Thursday, October 7, 2010

Autumn Workout Pleasures

*photo courtesy of Runner's World Magazine.

You cannot imagine how happy I am to see the sun shining today! We've had several days in a row of rain, rain, and more rain. I was ready to cast the new sequel "Marie Almighty" with my fellow Clevelanders and go to Home Depot to get enough wood and supplies to build my own ark. On top of a couple of already stressful days, the constant downpour and gray skies were depressing, to say the least.

After being relegated to my treadmill and DVD player for the past week, I'm ready to get outside to do my walking and sprints. Soon enough it will be winter and I will be stuck indoors more often than not, so I want to take advantage of every nice day I can. Now that it's October, some of the leaves are beginning to change to their bright autumn colors; while some trees are still green, others have completely turned orange, yellow, and red. There's nothing like a brisk walk or run through the fall foliage, and the cooler temperatures are welcome. God is the true Artist, painting the most beautiful pictures throughout this world.
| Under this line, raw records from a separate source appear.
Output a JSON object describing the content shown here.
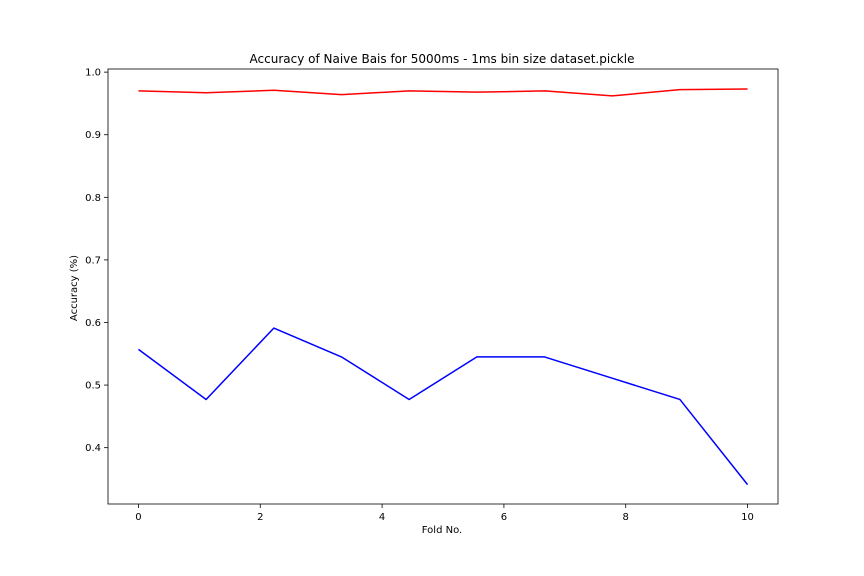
{
  "chart_data": {
    "type": "line",
    "title": "Accuracy of Naive Bais for 5000ms - 1ms bin size dataset.pickle",
    "xlabel": "Fold No.",
    "ylabel": "Accuracy (%)",
    "xlim": [
      -0.5,
      10.5
    ],
    "ylim": [
      0.31,
      1.005
    ],
    "xticks": [
      0,
      2,
      4,
      6,
      8,
      10
    ],
    "yticks": [
      0.4,
      0.5,
      0.6,
      0.7,
      0.8,
      0.9,
      1.0
    ],
    "xtick_labels": [
      "0",
      "2",
      "4",
      "6",
      "8",
      "10"
    ],
    "ytick_labels": [
      "0.4",
      "0.5",
      "0.6",
      "0.7",
      "0.8",
      "0.9",
      "1.0"
    ],
    "grid": false,
    "x": [
      0,
      1.111,
      2.222,
      3.333,
      4.444,
      5.556,
      6.667,
      7.778,
      8.889,
      10
    ],
    "series": [
      {
        "color": "#ff0000",
        "values": [
          0.97,
          0.967,
          0.971,
          0.964,
          0.97,
          0.968,
          0.97,
          0.962,
          0.972,
          0.973
        ]
      },
      {
        "color": "#0000ff",
        "values": [
          0.557,
          0.477,
          0.591,
          0.545,
          0.477,
          0.545,
          0.545,
          0.511,
          0.477,
          0.341
        ]
      }
    ]
  }
}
He inspires me to create, and I thank Him for the gift of words that He has entrusted to me. I can only hope and pray to use this gift to the full potential that He has in mind for me!

The weather and fall scenery are already putting me in a better mood. I can't wait to go outside in a couple of hours and enjoy every minute of my workout. Thank you God, for this wonderful world, and please help me do my part in making it what You want it to be!

Tuesday, October 5, 2010

Eh...What's Up Doc?


Yesterday, I had my checkup at the doctor's office. He had an emergency and ran over 2 hours late, so I was surprised to see that my blood pressure was still good. Thankfully it was, and I still can stay off the medication that I was able to drop once I dropped some weight.
Everything else was still the same, with two exceptions. I was a couple of pounds heavier than my last visit, and of course my doctor told me I still needed to lose more. I mentioned that we had gone on vacation and now I was finally back on track and losing again. When he found out we went to Tennessee, he mentioned that his wife was born and raised in the South. He told me next time I go, I should get fried green tomatoes because they're so good. In the next moment, I watched the irony spread across his face and I almost laughed out loud. He then added that they're not exactly good for you, but I should just try them once. Just goes to show that even doctors like stuff they shouldn't eat either!
The other exception was the discovery that I now have psoriasis. I had noticed it starting, and wasn't completely surprised because my dad has it, and I also inherited his allergies. I was prescribed a special shampoo and ointment to use on it, which I am beginning today. I also want to research psoriasis more, because I'm sure that my former diet didn't help with this condition. If I can help it go away from the inside as well as the outside, I definitely need to do it. The more I take care of myself, the more I realize how much nutrition and exercise play a role in most health problems. Garbage in, garbage out.
I know I've said this before, but it really is all about our health. No matter how much we may want to get to a certain weight or size, the bottom line is that we need to take care of ourselves and be healthy. Make yourself strong from the inside, and it will show on the outside. I have another appointment next month, so the doctor can check on my psoriasis. I'm actually looking forward to it, because I am determined to show improvement in my skin, weight, and all areas of my health!